Practical Tips for an Effective RTI to TNSHRC
Always cite your complaint number: Reference TNSHRC's assigned complaint number in every RTI query. This prevents vague, generalised responses and anchors the CPIO to the specific file you are asking about. If you do not yet have a complaint number — because TNSHRC has not acknowledged receipt of your complaint — include the date you filed and the subject matter, and ask for the assigned complaint number as the first item in your RTI request.
Be document-specific, not action-oriented: "Please provide information about my complaint" will produce a generic, often useless reply. "Please provide a copy of the notice issued to the Superintendent of Police, District, in Complaint No. X, along with any written response received from the SP's office" is a targeted, document-specific request that is far harder to deflect. Request identifiable records, not summaries or assurances.
Invoke the 48-hour provision in custodial and life-liberty cases: If your RTI relates to an ongoing matter of detention, a custodial death, serious medical neglect in government custody, or any other matter directly involving life or physical integrity, explicitly state at the top of your application that the information concerns the life and liberty of a person and invoke the 48-hour response obligation under the proviso to Section 7(1) of the RTI Act, 2005. The CPIO has no discretion to ignore this provision.

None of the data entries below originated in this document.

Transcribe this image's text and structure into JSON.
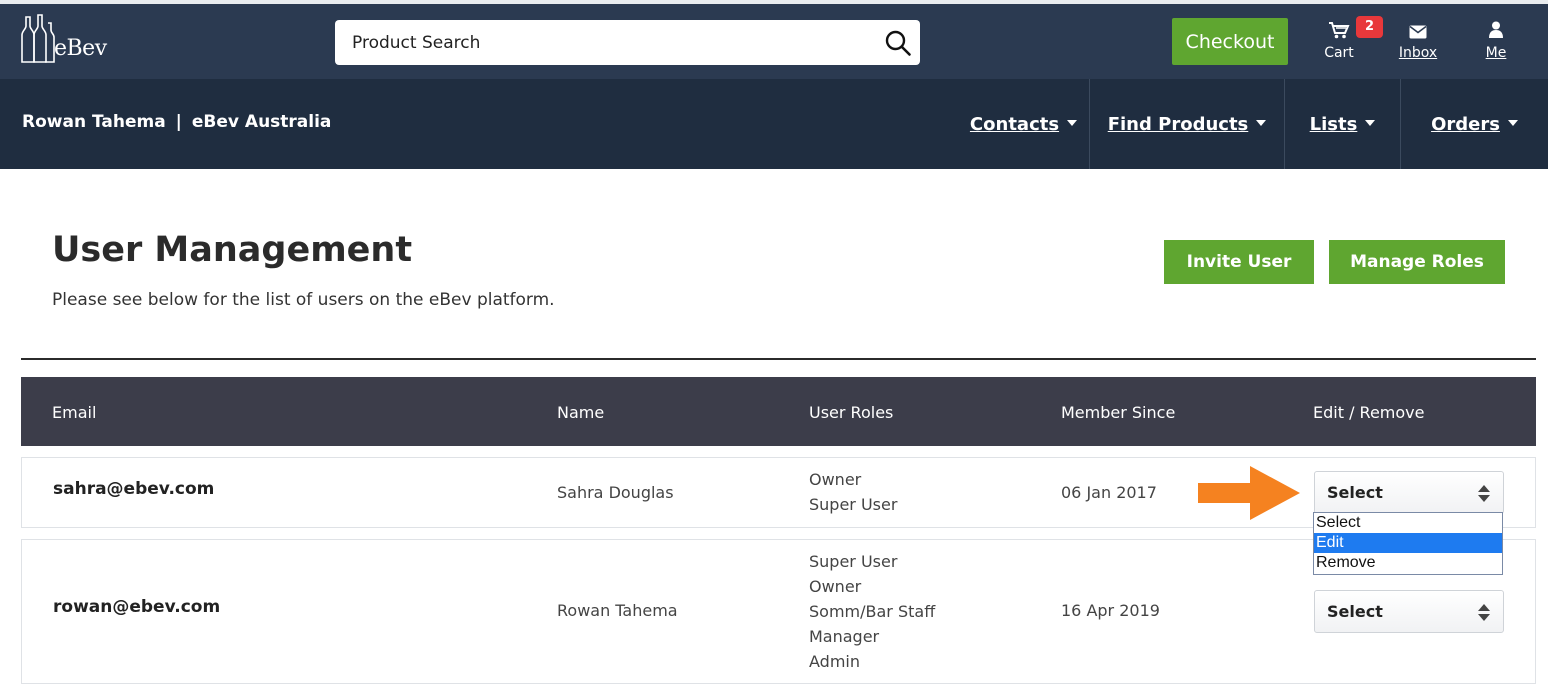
{
  "brand": {
    "name": "eBev"
  },
  "search": {
    "placeholder": "Product Search"
  },
  "header_actions": {
    "checkout_label": "Checkout",
    "cart_label": "Cart",
    "cart_count": "2",
    "inbox_label": "Inbox",
    "me_label": "Me"
  },
  "account": {
    "user": "Rowan Tahema",
    "separator": "|",
    "company": "eBev Australia"
  },
  "nav": {
    "items": [
      {
        "label": "Contacts"
      },
      {
        "label": "Find Products"
      },
      {
        "label": "Lists"
      },
      {
        "label": "Orders"
      }
    ]
  },
  "page": {
    "title": "User Management",
    "subtitle": "Please see below for the list of users on the eBev platform.",
    "invite_label": "Invite User",
    "manage_roles_label": "Manage Roles"
  },
  "table": {
    "headers": [
      "Email",
      "Name",
      "User Roles",
      "Member Since",
      "Edit / Remove"
    ],
    "rows": [
      {
        "email": "sahra@ebev.com",
        "name": "Sahra Douglas",
        "roles": [
          "Owner",
          "Super User"
        ],
        "member_since": "06 Jan 2017",
        "action_value": "Select"
      },
      {
        "email": "rowan@ebev.com",
        "name": "Rowan Tahema",
        "roles": [
          "Super User",
          "Owner",
          "Somm/Bar Staff",
          "Manager",
          "Admin"
        ],
        "member_since": "16 Apr 2019",
        "action_value": "Select"
      }
    ]
  },
  "dropdown": {
    "options": [
      "Select",
      "Edit",
      "Remove"
    ],
    "highlighted": "Edit"
  },
  "colors": {
    "topbar": "#2b3a51",
    "subbar": "#1f2d40",
    "accent_green": "#5fa630",
    "badge_red": "#e8383b",
    "table_header": "#3c3d4a",
    "annotation_arrow": "#f58220",
    "option_highlight": "#1e7bf0"
  }
}
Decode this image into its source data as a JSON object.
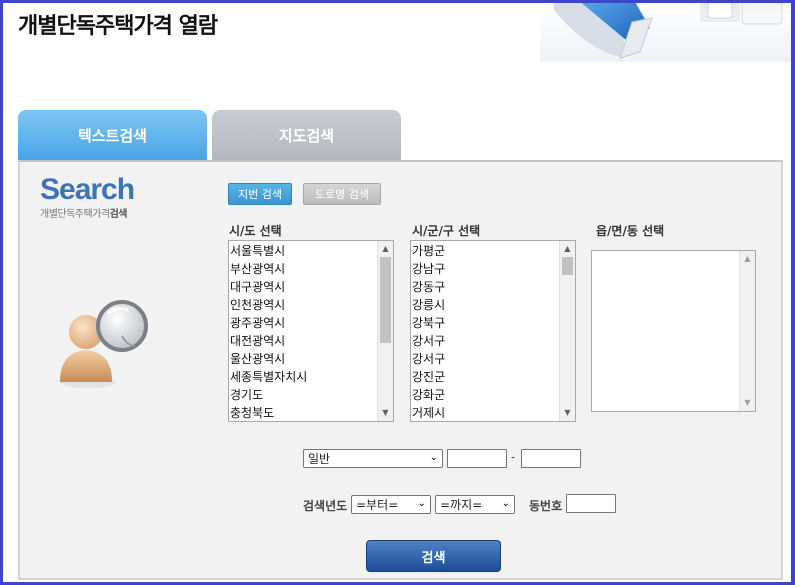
{
  "page": {
    "title": "개별단독주택가격 열람"
  },
  "tabs": [
    {
      "label": "텍스트검색",
      "active": true
    },
    {
      "label": "지도검색",
      "active": false
    }
  ],
  "brand": {
    "word": "Search",
    "sub_plain": "개별단독주택가격",
    "sub_bold": "검색"
  },
  "search_type": {
    "jibun_label": "지번 검색",
    "road_label": "도로명 검색"
  },
  "sido": {
    "label": "시/도 선택",
    "items": [
      "서울특별시",
      "부산광역시",
      "대구광역시",
      "인천광역시",
      "광주광역시",
      "대전광역시",
      "울산광역시",
      "세종특별자치시",
      "경기도",
      "충청북도"
    ]
  },
  "sigungu": {
    "label": "시/군/구 선택",
    "items": [
      "가평군",
      "강남구",
      "강동구",
      "강릉시",
      "강북구",
      "강서구",
      "강서구",
      "강진군",
      "강화군",
      "거제시"
    ]
  },
  "eupmyeondong": {
    "label": "읍/면/동 선택",
    "items": []
  },
  "address": {
    "type_selected": "일반",
    "bonbun": "",
    "bubun": "",
    "dash": "-"
  },
  "year": {
    "label": "검색년도",
    "from_selected": "=부터=",
    "to_selected": "=까지="
  },
  "dong": {
    "label": "동번호",
    "value": ""
  },
  "actions": {
    "search_label": "검색"
  },
  "colors": {
    "frame": "#3f45c8",
    "tab_active": "#4aa3e6",
    "brand": "#3b74b8",
    "search_button": "#1f4d95"
  }
}
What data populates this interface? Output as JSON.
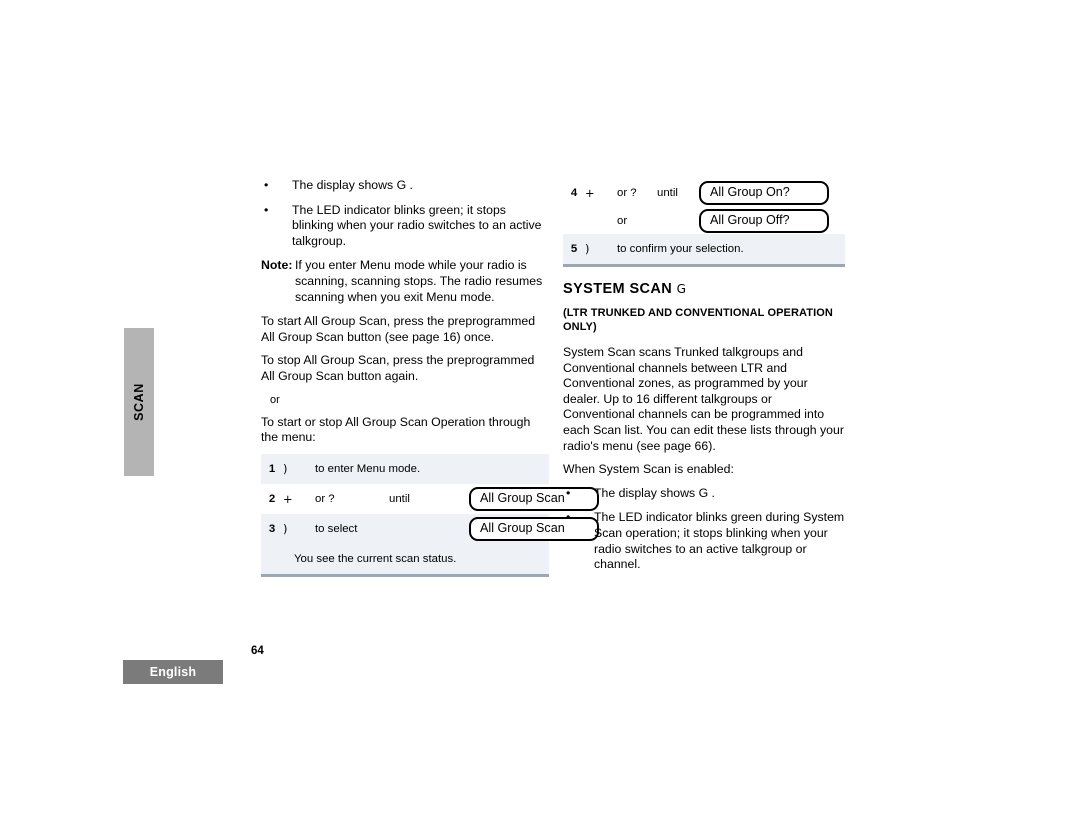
{
  "page": {
    "number": "64",
    "language_tab": "English",
    "side_tab": "SCAN"
  },
  "left_column": {
    "bullets": [
      {
        "marker": "•",
        "text": "The display shows G   ."
      },
      {
        "marker": "•",
        "text": "The LED indicator blinks green; it stops blinking when your radio switches to an active talkgroup."
      }
    ],
    "note": {
      "label": "Note:",
      "text": "If you enter Menu mode while your radio is scanning, scanning stops. The radio resumes scanning when you exit Menu mode."
    },
    "paragraphs": [
      "To start All Group Scan, press the preprogrammed All Group Scan button (see page 16) once.",
      "To stop All Group Scan, press the preprogrammed All Group Scan button again."
    ],
    "or_text": "or",
    "menu_intro": "To start or stop All Group Scan Operation through the menu:",
    "steps": [
      {
        "num": "1",
        "key": ")",
        "desc": "to enter Menu mode.",
        "lcd": ""
      },
      {
        "num": "2",
        "key": "+",
        "desc": "or ?",
        "connector": "until",
        "lcd": "All Group Scan"
      },
      {
        "num": "3",
        "key": ")",
        "desc": "to select",
        "connector": "",
        "lcd": "All Group Scan"
      }
    ],
    "status_note": "You see the current scan status."
  },
  "right_column": {
    "steps": [
      {
        "num": "4",
        "key": "+",
        "desc": "or ?",
        "connector": "until",
        "lcd": "All Group On?"
      },
      {
        "num": "",
        "key": "",
        "desc": "or",
        "connector": "",
        "lcd": "All Group Off?"
      },
      {
        "num": "5",
        "key": ")",
        "desc": "to confirm your selection.",
        "connector": "",
        "lcd": ""
      }
    ],
    "heading": "SYSTEM SCAN",
    "heading_symbol": "G",
    "subheading": "(LTR TRUNKED AND CONVENTIONAL OPERATION ONLY)",
    "body_paragraph": "System Scan scans Trunked talkgroups and Conventional channels between LTR and Conventional zones, as programmed by your dealer. Up to 16 different talkgroups or Conventional channels can be programmed into each Scan list. You can edit these lists through your radio's menu (see page 66).",
    "enabled_intro": "When System Scan is enabled:",
    "bullets": [
      {
        "marker": "•",
        "text": "The display shows G   ."
      },
      {
        "marker": "•",
        "text": "The LED indicator blinks green during System Scan operation; it stops blinking when your radio switches to an active talkgroup or channel."
      }
    ]
  },
  "colors": {
    "table_row_shade": "#eef1f5",
    "table_bottom_rule": "#9aa7b4",
    "side_tab_bg": "#b4b4b4",
    "footer_tab_bg": "#7b7b7b"
  }
}
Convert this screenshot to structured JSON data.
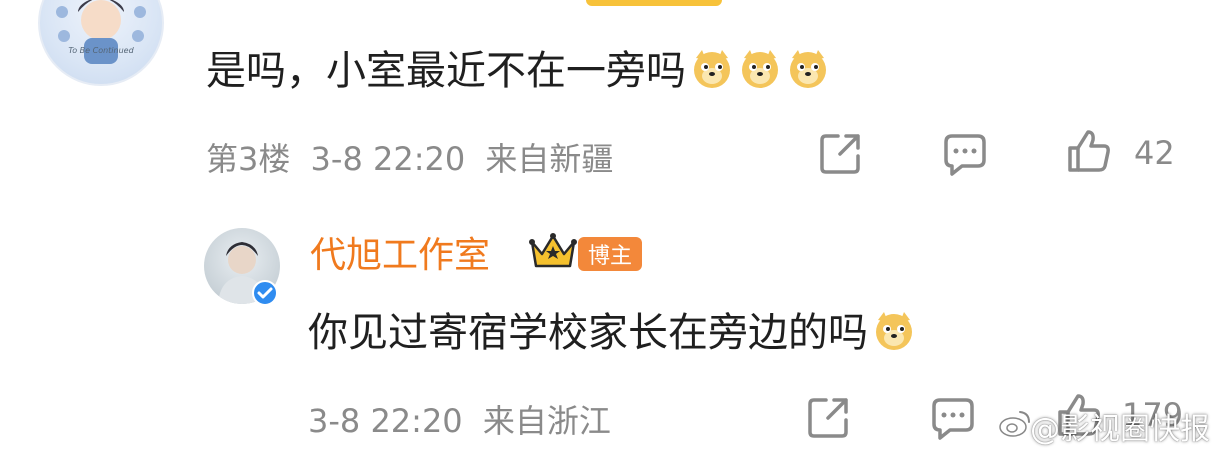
{
  "comment1": {
    "author_partial": "",
    "text": "是吗，小室最近不在一旁吗",
    "emoji_count": 3,
    "floor": "第3楼",
    "time": "3-8 22:20",
    "location": "来自新疆",
    "like_count": "42"
  },
  "comment2": {
    "author": "代旭工作室",
    "tag": "博主",
    "text": "你见过寄宿学校家长在旁边的吗",
    "emoji_count": 1,
    "time": "3-8 22:20",
    "location": "来自浙江",
    "like_count": "179"
  },
  "watermark": "@影视圈快报",
  "avatar1_text": "To Be Continued",
  "icons": [
    "share-icon",
    "comment-icon",
    "like-icon",
    "verified-icon",
    "crown-icon",
    "doge-emoji",
    "weibo-logo-icon"
  ],
  "colors": {
    "author": "#f07a1e",
    "tag": "#f3883a",
    "meta": "#8a8a8a",
    "verified": "#2f8cf0"
  }
}
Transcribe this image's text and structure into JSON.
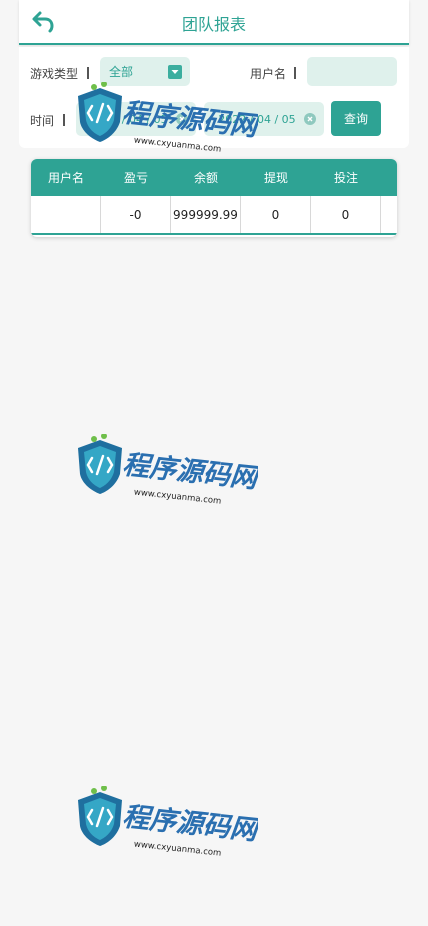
{
  "header": {
    "title": "团队报表"
  },
  "filters": {
    "game_type_label": "游戏类型",
    "game_type_value": "全部",
    "username_label": "用户名",
    "username_value": "",
    "time_label": "时间",
    "start_date": "2022 / 04 / 05",
    "end_date": "2022 / 04 / 05",
    "query_button": "查询"
  },
  "table": {
    "columns": [
      "用户名",
      "盈亏",
      "余额",
      "提现",
      "投注"
    ],
    "rows": [
      [
        "",
        "-0",
        "999999.99",
        "0",
        "0"
      ]
    ]
  },
  "watermark": {
    "brand": "程序源码网",
    "url": "www.cxyuanma.com"
  },
  "colors": {
    "accent": "#2ea394",
    "field_bg": "#dff1ec"
  }
}
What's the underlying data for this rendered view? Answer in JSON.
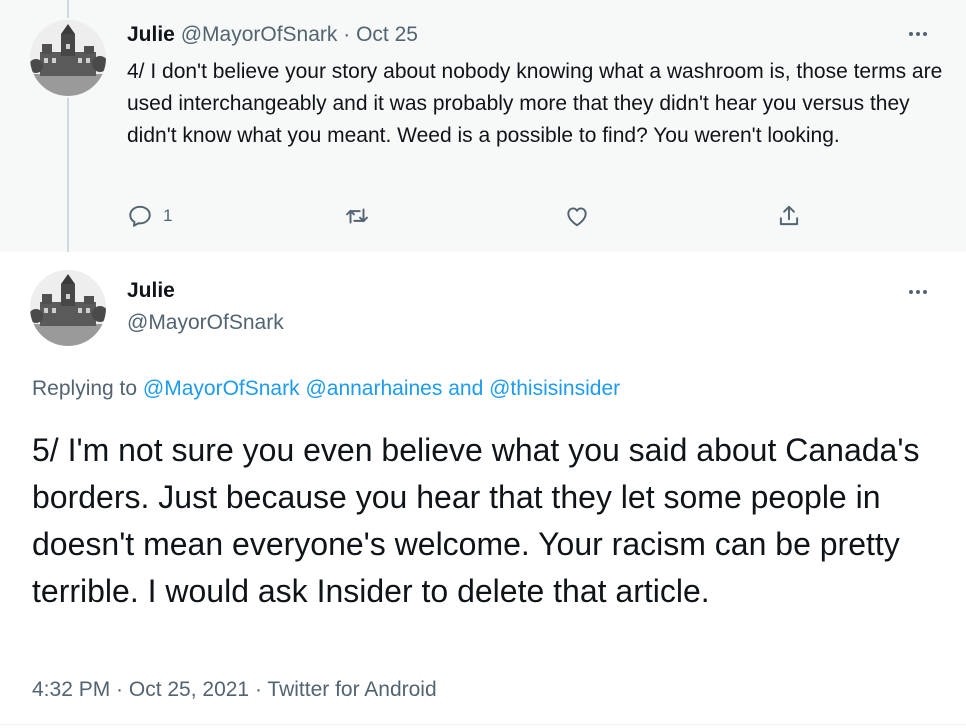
{
  "previous_tweet": {
    "display_name": "Julie",
    "handle": "@MayorOfSnark",
    "separator": " · ",
    "date": "Oct 25",
    "text": "4/ I don't believe your story about nobody knowing what a washroom is, those terms are used interchangeably and it was probably more that they didn't hear you versus they didn't know what you meant. Weed is a possible to find? You weren't looking.",
    "reply_count": "1",
    "icons": [
      "reply-icon",
      "retweet-icon",
      "like-icon",
      "share-icon",
      "more-icon"
    ]
  },
  "main_tweet": {
    "display_name": "Julie",
    "handle": "@MayorOfSnark",
    "replying_prefix": "Replying to ",
    "replying_user1": "@MayorOfSnark",
    "replying_user2": "@annarhaines",
    "replying_and": " and ",
    "replying_user3": "@thisisinsider",
    "text": "5/ I'm not sure you even believe what you said about Canada's borders. Just because you hear that they let some people in doesn't mean everyone's welcome. Your racism can be pretty terrible. I would ask Insider to delete that article.",
    "timestamp": "4:32 PM · Oct 25, 2021 · Twitter for Android"
  },
  "colors": {
    "link": "#1d9bf0",
    "secondary_text": "#536471",
    "primary_text": "#0f1419",
    "thread_background": "#f7f9f9",
    "thread_line": "#cfd9de"
  }
}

Distinguish RTI from grievance: Your RTI application to TNSHRC is a separate legal proceeding from your human rights complaint. Filing RTI does not pause or expedite the underlying complaint — it creates a documented paper trail of what TNSHRC did and when. Do not ask TNSHRC in your RTI to "take action" or "fast-track" your complaint — that is not a valid RTI request and will be rejected. Restrict your requests to records, orders, reports, communications, statistics, and other documents.
Cross-file with the concerned state department: If your TNSHRC complaint involves a specific Tamil Nadu department — such as Tamil Nadu Police, the Inspector General of Prisons, or a district hospital — file a parallel RTI with that department asking whether TNSHRC issued it a notice, what response the department gave to TNSHRC, and whether the department submitted a compliance report following TNSHRC's directions. Comparing responses from TNSHRC and from the concerned department often reveals discrepancies that are valuable in further proceedings, including Madras High Court petitions.
Document non-response carefully: If TNSHRC's CPIO does not respond within 30 days, that silence constitutes a deemed refusal under Section 7(2) of the RTI Act. Record the exact date you filed, the diary number or online acknowledgement, and the exact date the 30-day period expires. File your First Appeal on the thirty-first day, citing the specific dates. Non-response by TNSHRC — an institution whose own mandate is accountability for state action — is particularly indefensible before TNIC and readily attracts the Section 20 penalty.
Annual reports are public documents: TNSHRC's annual reports are submitted to the Tamil Nadu legislature. They are public documents. Any refusal to provide an annual report through RTI is without legal basis and should be challenged at the First Appeal stage and, if necessary, before TNIC.
Keep a complete paper trail: Maintain a file with copies of your RTI application, postal receipts or online acknowledgements, the CPIO's response (if any), your First Appeal, the FAA's order, and your Second Appeal to TNIC. If any element of your underlying human rights complaint involves a Central Government body — such as CRPF or BSF personnel — maintain a parallel paper trail for the NHRC-related RTI with second appeal to CIC. The two tracks are separate and must be managed independently.